Alle 18 il bulgaro Strah (Paura/Fear) di Ivaylo Hristov è un dramma che vira in commedia (dell’assurdo) su una donna pronta a mettersi contro l’intero villaggio per ospitare un migrante.
Alle 20 Exil (Esilio/Exile) di Visar Morina girato tra Kosovo e Germania e proiettato al Sundance, che, attraverso la storia di un ingegnere farmaceutico discriminato per ragioni etniche si interroga – per dirla con il regista – su “un occidente arrogante nei confronti di chi proviene da Paesi economicamente deboli”.
Il concorso lungometraggi si conclude martedì 26 gennaio alle 20 il georgiano Dasatskisi (L’inizio /Beginning) di Dea Kulumbegashvil, selezionato a Cannes e vincitore a San Sebastian, è la storia di una donna, Yana, moglie del leader di una comunità di Testimoni di Geova attaccata da un gruppo estremista.
Il Concorso Documentari
Dieci i titoli del Concorso documentari.
Acasă, My Home di Radu Ciorniciuc, premiato al Sundance, è la storia di una famiglia che per decenni ha vissuto nell’area disabitata e incolta del Delta di Bucarest, un bacino idrico abbandonato alla periferia della metropoli, finché la trasformazione della zona in parco nazionale pubblico non la costringe a trasferirsi in città.
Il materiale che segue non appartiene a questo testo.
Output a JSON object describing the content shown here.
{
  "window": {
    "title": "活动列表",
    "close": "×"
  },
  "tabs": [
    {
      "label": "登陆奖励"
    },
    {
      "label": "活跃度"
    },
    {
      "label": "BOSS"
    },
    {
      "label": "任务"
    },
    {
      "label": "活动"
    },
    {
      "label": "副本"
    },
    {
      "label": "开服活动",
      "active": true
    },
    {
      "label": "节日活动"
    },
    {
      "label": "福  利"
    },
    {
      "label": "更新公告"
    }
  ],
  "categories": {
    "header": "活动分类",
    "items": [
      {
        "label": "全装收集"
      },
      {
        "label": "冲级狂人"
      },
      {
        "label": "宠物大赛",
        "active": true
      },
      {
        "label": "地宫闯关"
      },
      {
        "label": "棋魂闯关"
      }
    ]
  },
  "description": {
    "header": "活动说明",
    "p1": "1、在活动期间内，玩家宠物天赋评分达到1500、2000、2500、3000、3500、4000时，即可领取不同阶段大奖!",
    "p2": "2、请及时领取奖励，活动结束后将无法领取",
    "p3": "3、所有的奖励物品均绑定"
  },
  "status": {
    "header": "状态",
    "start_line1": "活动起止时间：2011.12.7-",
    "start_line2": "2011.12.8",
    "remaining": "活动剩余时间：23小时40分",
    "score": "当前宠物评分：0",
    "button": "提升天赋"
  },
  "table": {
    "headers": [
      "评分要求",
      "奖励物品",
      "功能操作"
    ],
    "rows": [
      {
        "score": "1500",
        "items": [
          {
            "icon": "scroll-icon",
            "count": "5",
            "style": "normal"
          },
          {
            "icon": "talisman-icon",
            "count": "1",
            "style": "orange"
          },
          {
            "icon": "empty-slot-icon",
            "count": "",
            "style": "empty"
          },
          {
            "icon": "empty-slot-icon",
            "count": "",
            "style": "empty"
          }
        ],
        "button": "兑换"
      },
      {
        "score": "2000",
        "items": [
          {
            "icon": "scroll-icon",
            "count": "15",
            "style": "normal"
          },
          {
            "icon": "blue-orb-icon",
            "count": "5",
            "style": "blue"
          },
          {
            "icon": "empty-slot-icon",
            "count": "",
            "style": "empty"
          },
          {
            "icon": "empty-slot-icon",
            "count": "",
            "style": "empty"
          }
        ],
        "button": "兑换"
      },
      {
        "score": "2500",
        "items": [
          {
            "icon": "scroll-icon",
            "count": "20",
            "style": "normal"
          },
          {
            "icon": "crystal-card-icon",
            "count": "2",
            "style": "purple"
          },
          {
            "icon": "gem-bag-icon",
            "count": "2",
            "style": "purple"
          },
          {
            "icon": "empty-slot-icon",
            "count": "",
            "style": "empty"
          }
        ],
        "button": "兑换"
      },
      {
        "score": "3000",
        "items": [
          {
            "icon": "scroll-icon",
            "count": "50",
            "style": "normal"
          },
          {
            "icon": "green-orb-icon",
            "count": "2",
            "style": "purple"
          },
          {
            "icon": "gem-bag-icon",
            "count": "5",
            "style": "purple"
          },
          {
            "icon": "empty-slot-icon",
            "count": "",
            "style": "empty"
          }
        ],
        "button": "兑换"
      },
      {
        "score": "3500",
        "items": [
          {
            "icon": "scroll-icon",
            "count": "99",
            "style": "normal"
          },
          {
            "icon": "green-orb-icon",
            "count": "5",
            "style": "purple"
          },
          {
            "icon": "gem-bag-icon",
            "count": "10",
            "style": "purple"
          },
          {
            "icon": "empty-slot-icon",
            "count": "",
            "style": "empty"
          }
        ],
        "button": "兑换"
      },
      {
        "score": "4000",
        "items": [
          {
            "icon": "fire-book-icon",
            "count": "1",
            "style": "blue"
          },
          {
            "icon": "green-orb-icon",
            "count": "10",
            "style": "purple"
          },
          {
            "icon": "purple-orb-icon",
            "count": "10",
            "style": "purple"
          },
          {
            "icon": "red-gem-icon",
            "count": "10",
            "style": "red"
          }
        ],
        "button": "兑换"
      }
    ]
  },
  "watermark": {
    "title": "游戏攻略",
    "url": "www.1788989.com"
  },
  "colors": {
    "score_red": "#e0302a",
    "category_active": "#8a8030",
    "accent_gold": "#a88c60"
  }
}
I “luoghi di famiglia” sono al centro anche di Nails in My Brain dell’azero Hilal Baydarov, viaggio tra le rovine di una casa d’infanzia, dove ogni porta pericolante si apre sul passato, in una riflessione sulla memoria – e sul cinema – che è eterno ritorno sulle stesse domande, gli stessi ricordi, gli stessi chiodi fissi; e di Blockade di Hakob Melkonyan, che attraverso la storia di una famiglia del suo villaggio natale racconta il conflitto del Nagorno-Karabakh.
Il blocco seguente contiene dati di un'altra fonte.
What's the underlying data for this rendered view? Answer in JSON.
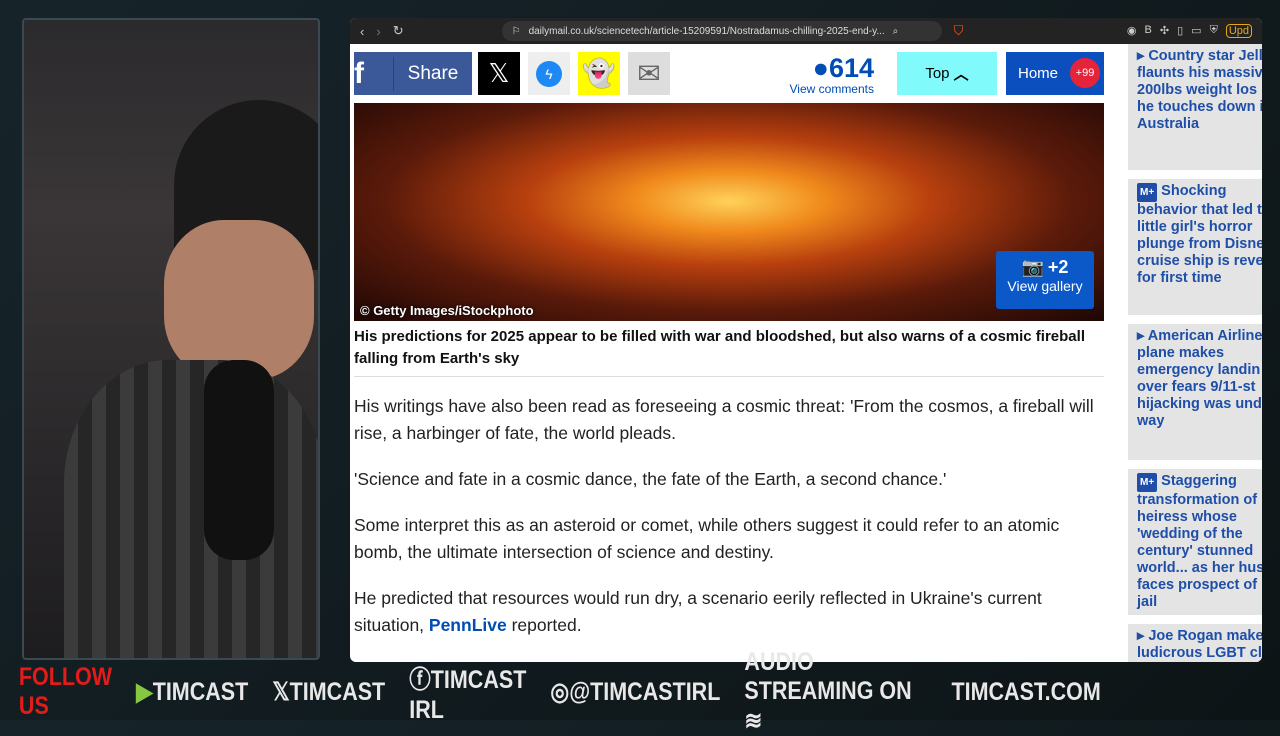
{
  "browser": {
    "url": "dailymail.co.uk/sciencetech/article-15209591/Nostradamus-chilling-2025-end-y...",
    "update_label": "Upd"
  },
  "sharebar": {
    "share_label": "Share",
    "comment_count": "614",
    "view_comments": "View comments",
    "top_label": "Top",
    "home_label": "Home",
    "home_badge": "+99"
  },
  "image": {
    "credit": "© Getty Images/iStockphoto",
    "gallery_count": "+2",
    "gallery_label": "View gallery"
  },
  "article": {
    "caption": "His predictions for 2025 appear to be filled with war and bloodshed, but also warns of a cosmic fireball falling from Earth's sky",
    "paragraphs": [
      "His writings have also been read as foreseeing a cosmic threat: 'From the cosmos, a fireball will rise, a harbinger of fate, the world pleads.",
      "'Science and fate in a cosmic dance, the fate of the Earth, a second chance.'",
      "Some interpret this as an asteroid or comet, while others suggest it could refer to an atomic bomb, the ultimate intersection of science and destiny."
    ],
    "p4_before": "He predicted that resources would run dry, a scenario eerily reflected in Ukraine's current situation, ",
    "p4_link": "PennLive",
    "p4_after": " reported."
  },
  "sidebar": [
    {
      "badge": "",
      "lines": [
        "Country star Jell",
        "flaunts his massiv",
        "200lbs weight los",
        "he touches down i",
        "Australia"
      ]
    },
    {
      "badge": "M+",
      "lines": [
        "Shocking",
        "behavior that led t",
        "little girl's horror",
        "plunge from Disne",
        "cruise ship is reve",
        "for first time"
      ]
    },
    {
      "badge": "",
      "lines": [
        "American Airline",
        "plane makes",
        "emergency landin",
        "over fears 9/11-st",
        "hijacking was und",
        "way"
      ]
    },
    {
      "badge": "M+",
      "lines": [
        "Staggering",
        "transformation of",
        "heiress whose",
        "'wedding of the",
        "century' stunned",
        "world... as her hus",
        "faces prospect of",
        "jail"
      ]
    },
    {
      "badge": "",
      "lines": [
        "Joe Rogan make",
        "ludicrous LGBT cl"
      ]
    }
  ],
  "footer": {
    "follow": "FOLLOW US",
    "rumble": "TIMCAST",
    "x": "𝕏TIMCAST",
    "fb": "TIMCAST IRL",
    "ig": "@TIMCASTIRL",
    "audio": "AUDIO STREAMING ON",
    "site": "TIMCAST.COM"
  }
}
Due film dalla Croazia: Landscape Zero di Bruno Pavić, che ci porta su una striscia di costa devastata da un insediamento industriale per riflettere sulla relazione tra uomo, natura e cultura; e Once Upon a Youth di Ivan Ramljak, ritratto di una generazione perduta, quella gioventù della fine degli anni Novanta in cerca di una (nuova) identità dopo la devastazione della guerra.
Dalla Russia Town of Glory di Dmitrij Bogolyubov, girato nel corso di tre anni a El’nja, città-simbolo della propaganda di ieri e di oggi, e la Russia è al centro anche del tedesco Garage People di Natal’ja Jefimkina, il garage come (ultimo) rifugio dell’individualità.
Dall’Austria, Please Hold the Line di Pavel Cuzuioc è uno sguardo feroce e pieno di humour che, attraverso il lavoro di alcuni tecnici delle comunicazioni in Moldavia, Romania, Ucraina e Bulgaria, riflette sulle contraddizioni di una società sempre più “connessa” in regioni lacerate dai nazionalismi. Il confronto tra un figlio che sta diventando padre – lo stesso regista Andrei Dăscălescu – e un padre che si è fatto monaco è al centro del rumeno Holy Father.
Infine, il lituano Gentle Warriors di Marija Stonytė, dove l’indipendenza di tre giovani donne passa dal servizio di leva volontario e dall’addestramento in una base militare tra 600 commilitoni.
Il programma come ogni anno è ricchissimo e forse quest’anno ancora di più. Se da una parte c’è il grande dispiacere di non poter vivere il festival dal vivo e vedere le proiezioni sui grandi schermi dei teatri e dei cinema triestini, dall’altra c’è la possibilità di assistere a tantissime proiezioni in prima visione italiana e, in alcuni casi, internazionale, da tutta Italia, anche da chi solitamente non può raggiungere Trieste.
La disponibilità dei film sulla piattaforma per 72 ore dopo la proiezione permette di vedere molti più film di quelli che solitamente è possibile fare in presenza, dovendo scegliere tra le tante proiezioni in contemporanea.
L’abbonamento base, che permette di vedere tutti i film, è di soli 9,90 euro. Se volete sostenere il festival e ricevere anche il catalogo e i gadget ci sono poi altre forme di abbonamento. Sul sito del festival è possibile accedere a tutte le diverse forme di accredito.
Quest’anno non ci vedremo a Trieste, purtroppo, ma ci incontreremo in una sala virtuale. Ci accontenteremo di commentare i film sul web e i sui social, sperando che il 2022 ci si possa nuovamente ritrovare a Trieste.